# Has this been here before?



## glondor (May 8, 2012)

http://www.ebay.com/itm/HOW-TO-REMOVE-GOLD-FROM-COMPUTER-FINGER-BOARDS-SCRAP-/200698652992?pt=LH_DefaultDomain_0&hash=item2eba926940#ht_1513wt_813


----------



## ComputerHoarder (May 8, 2012)

wow thats funky, if you look at the feedback hes been messing with the prices on that alot but $2,000 that insane


----------



## maynman1751 (May 8, 2012)

I think it's a typo. He states in the description that it costs $19.99! What a deal! :roll:


----------



## ComputerHoarder (May 8, 2012)

haha 9 botton stuck a little?


----------



## MysticColby (May 8, 2012)

"this just valudates my findings i already found out what to do"
"the product to remove gold not sold in canada and the susbtitu product not work"
"WITHOUT THE USE OF THE DANGEROUS ACID KNOW AS AQUA REGIA / NITRIC ACID"

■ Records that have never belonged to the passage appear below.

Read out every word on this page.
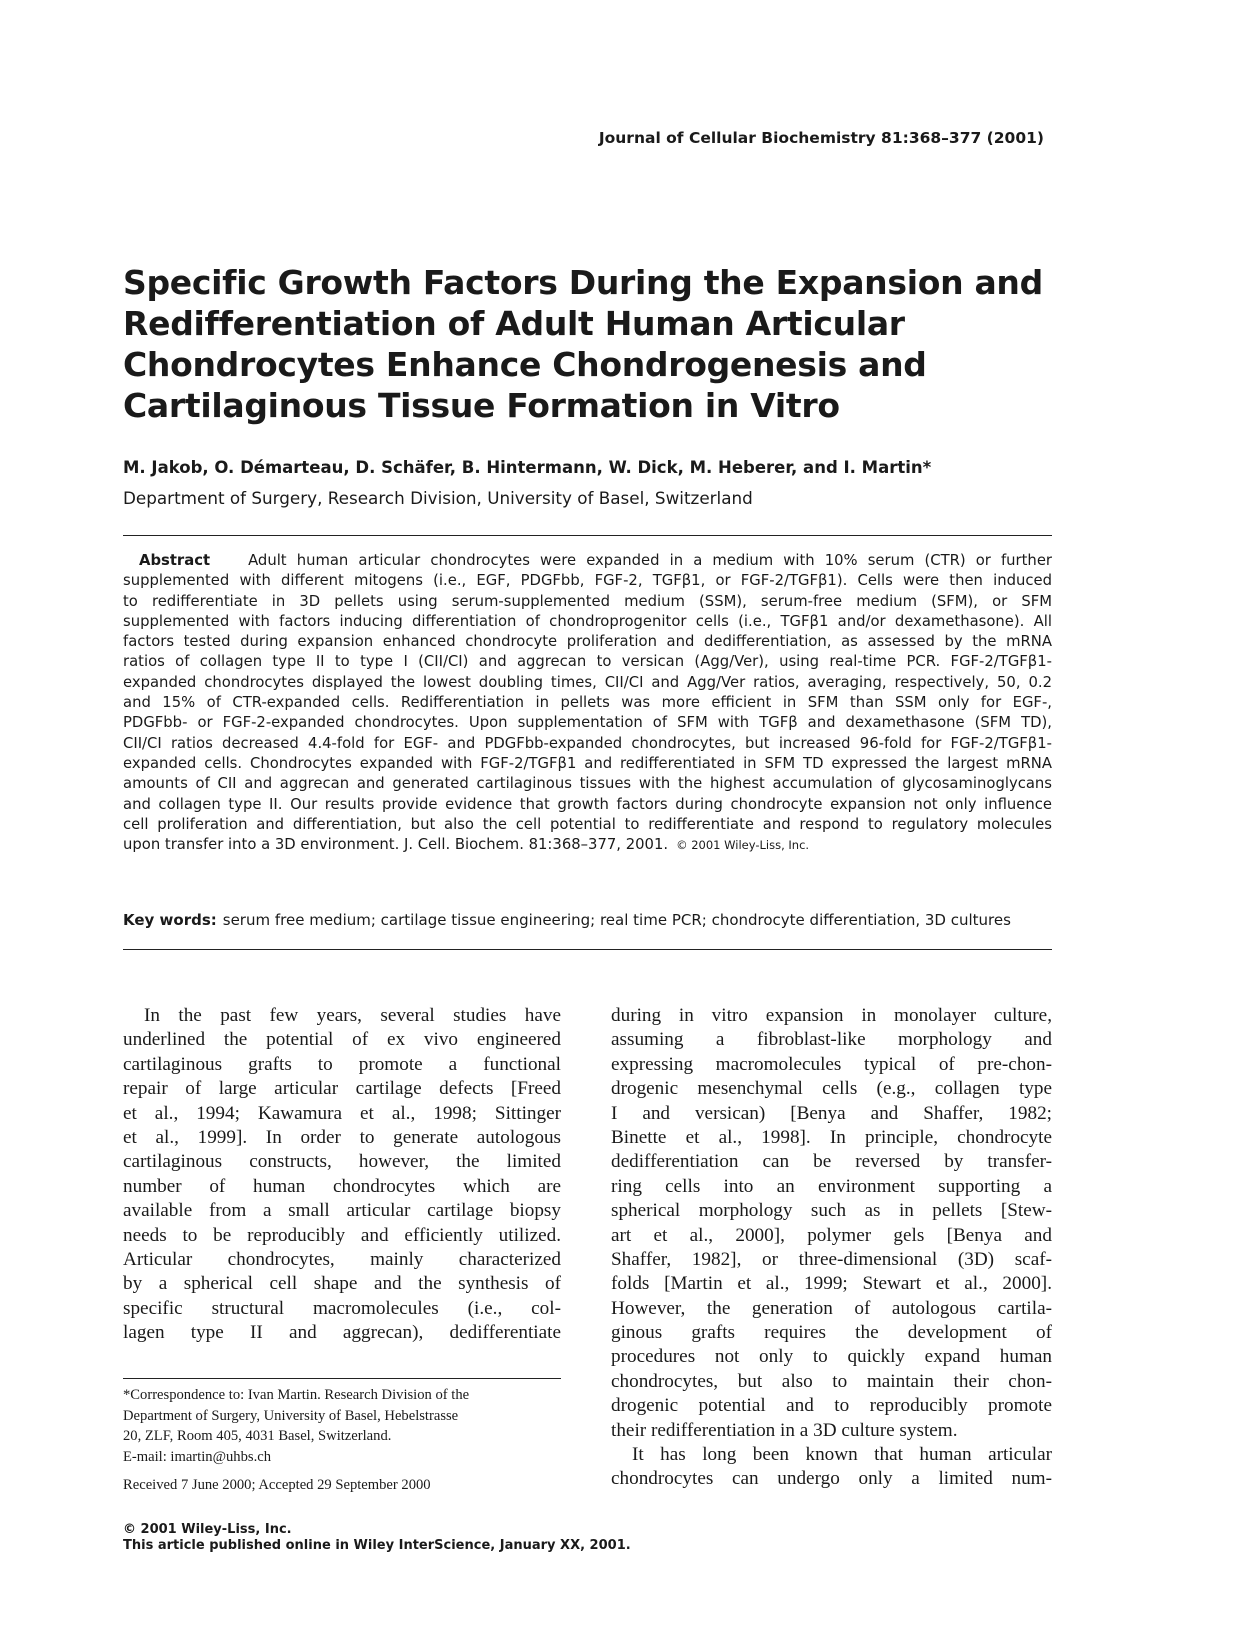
Journal of Cellular Biochemistry 81:368–377 (2001)
Specific Growth Factors During the Expansion and
Redifferentiation of Adult Human Articular
Chondrocytes Enhance Chondrogenesis and
Cartilaginous Tissue Formation in Vitro
M. Jakob, O. Démarteau, D. Schäfer, B. Hintermann, W. Dick, M. Heberer, and I. Martin*
Department of Surgery, Research Division, University of Basel, Switzerland
Abstract	Adult human articular chondrocytes were expanded in a medium with 10% serum (CTR) or further
supplemented with different mitogens (i.e., EGF, PDGFbb, FGF-2, TGFβ1, or FGF-2/TGFβ1). Cells were then induced
to redifferentiate in 3D pellets using serum-supplemented medium (SSM), serum-free medium (SFM), or SFM
supplemented with factors inducing differentiation of chondroprogenitor cells (i.e., TGFβ1 and/or dexamethasone). All
factors tested during expansion enhanced chondrocyte proliferation and dedifferentiation, as assessed by the mRNA
ratios of collagen type II to type I (CII/CI) and aggrecan to versican (Agg/Ver), using real-time PCR. FGF-2/TGFβ1-
expanded chondrocytes displayed the lowest doubling times, CII/CI and Agg/Ver ratios, averaging, respectively, 50, 0.2
and 15% of CTR-expanded cells. Redifferentiation in pellets was more efficient in SFM than SSM only for EGF-,
PDGFbb- or FGF-2-expanded chondrocytes. Upon supplementation of SFM with TGFβ and dexamethasone (SFM TD),
CII/CI ratios decreased 4.4-fold for EGF- and PDGFbb-expanded chondrocytes, but increased 96-fold for FGF-2/TGFβ1-
expanded cells. Chondrocytes expanded with FGF-2/TGFβ1 and redifferentiated in SFM TD expressed the largest mRNA
amounts of CII and aggrecan and generated cartilaginous tissues with the highest accumulation of glycosaminoglycans
and collagen type II. Our results provide evidence that growth factors during chondrocyte expansion not only influence
cell proliferation and differentiation, but also the cell potential to redifferentiate and respond to regulatory molecules
upon transfer into a 3D environment. J. Cell. Biochem. 81:368–377, 2001. © 2001 Wiley-Liss, Inc.
Key words: serum free medium; cartilage tissue engineering; real time PCR; chondrocyte differentiation, 3D cultures
In the past few years, several studies have
underlined the potential of ex vivo engineered
cartilaginous grafts to promote a functional
repair of large articular cartilage defects [Freed
et al., 1994; Kawamura et al., 1998; Sittinger
et al., 1999]. In order to generate autologous
cartilaginous constructs, however, the limited
number of human chondrocytes which are
available from a small articular cartilage biopsy
needs to be reproducibly and efficiently utilized.
Articular chondrocytes, mainly characterized
by a spherical cell shape and the synthesis of
specific structural macromolecules (i.e., col-
lagen type II and aggrecan), dedifferentiate
during in vitro expansion in monolayer culture,
assuming a fibroblast-like morphology and
expressing macromolecules typical of pre-chon-
drogenic mesenchymal cells (e.g., collagen type
I and versican) [Benya and Shaffer, 1982;
Binette et al., 1998]. In principle, chondrocyte
dedifferentiation can be reversed by transfer-
ring cells into an environment supporting a
spherical morphology such as in pellets [Stew-
art et al., 2000], polymer gels [Benya and
Shaffer, 1982], or three-dimensional (3D) scaf-
folds [Martin et al., 1999; Stewart et al., 2000].
However, the generation of autologous cartila-
ginous grafts requires the development of
procedures not only to quickly expand human
chondrocytes, but also to maintain their chon-
drogenic potential and to reproducibly promote
their redifferentiation in a 3D culture system.
It has long been known that human articular
chondrocytes can undergo only a limited num-
*Correspondence to: Ivan Martin. Research Division of the
Department of Surgery, University of Basel, Hebelstrasse
20, ZLF, Room 405, 4031 Basel, Switzerland.
E-mail: imartin@uhbs.ch
Received 7 June 2000; Accepted 29 September 2000
© 2001 Wiley-Liss, Inc.
This article published online in Wiley InterScience, January XX, 2001.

What means does he use? I gotta admit, his feedback isn't that of someone ripping people off.
feedback isn't negative enough for it to be something like "use screwdriver to remove motherboard, there you have gold removed from computer"
maybe just apply torch and gold foil peels away?


----------



## joem (May 8, 2012)

For $1999 he'll sell his own acid tongued spit ( legal in Canada)
But really he is never going to get a bid, ebay will automatically say it's too low. I'm going to bid $199,999.00


----------



## Palladium (May 8, 2012)

Yeah..... but lets not forget he is offering free shipping. :mrgreen:


----------



## its-all-a-lie (May 9, 2012)

he has already sold 28 as of 2:04am


----------



## macfixer01 (May 9, 2012)

Judging by the color it looks like he's pouring in Ferric Chloride etchant solution to me, bought at the local Radio Shack. That also seems to be validated by one of the feedbacks he received:

Finaly got to radio shack,tried Mike's process found Gold in my rainbow10stars$	Buyer: cobra_svo ( 103) Jan-25-12 17:05
HOW TO REMOVE GOLD FROM COMPUTER MEMORY BOARDS SCRAP STEP BY STEP GUIDE SERVER (#200696906141)	US $14.99

macfixer01


----------



## MysticColby (May 9, 2012)

click on "28 sold"
the last 3 were for 2 grand. 25 before that were for $20. looks like the sale actually went through...

great seller	
Member id sob3rb3n ( Feedback Score Of 15Yellow star icon for feedback score in between 10 to 49)
Mar-01-12 19:39
HOW TO REMOVE GOLD FROM COMPUTER FINGER BOARDS SCRAP (#200698652992)	US $1,999.99	View Item


----------



## supercharged04 (May 9, 2012)

MACFIXER01 
That is exactly what he is doing. I bought this from him : ( before I found you guys.


----------



## supercharged04 (May 9, 2012)

By the way if anyone wants to see it send me your email address and ill send it to you it might be a day or to though I only have internet on my phone right now


----------



## jimmydolittle (May 11, 2012)

I asked him if this was for real a couple days ago, but he has not responded back.


----------



## joem (May 11, 2012)

supercharged04 said:


> By the way if anyone wants to see it send me your email address and ill send it to you it might be a day or to though I only have internet on my phone right now



Thanks super
I've read it ( it's about 1minute 45 seconds to read)
uses PCB ETCHANT SOLUTION FROM RADIO SHACK
Uses cut fingers with other Surface mounted items still attached
Throws in other ewaste stuff in the mix but in his report that was not mentioned
Melts recovered foils - no hcl+bleach or smb drop
Selling a get rich quick plan for people who have 20 cards and riches on the brain
A day on this forum would teach you more. 2 years ago I would have unkowingly bought this but not today.


----------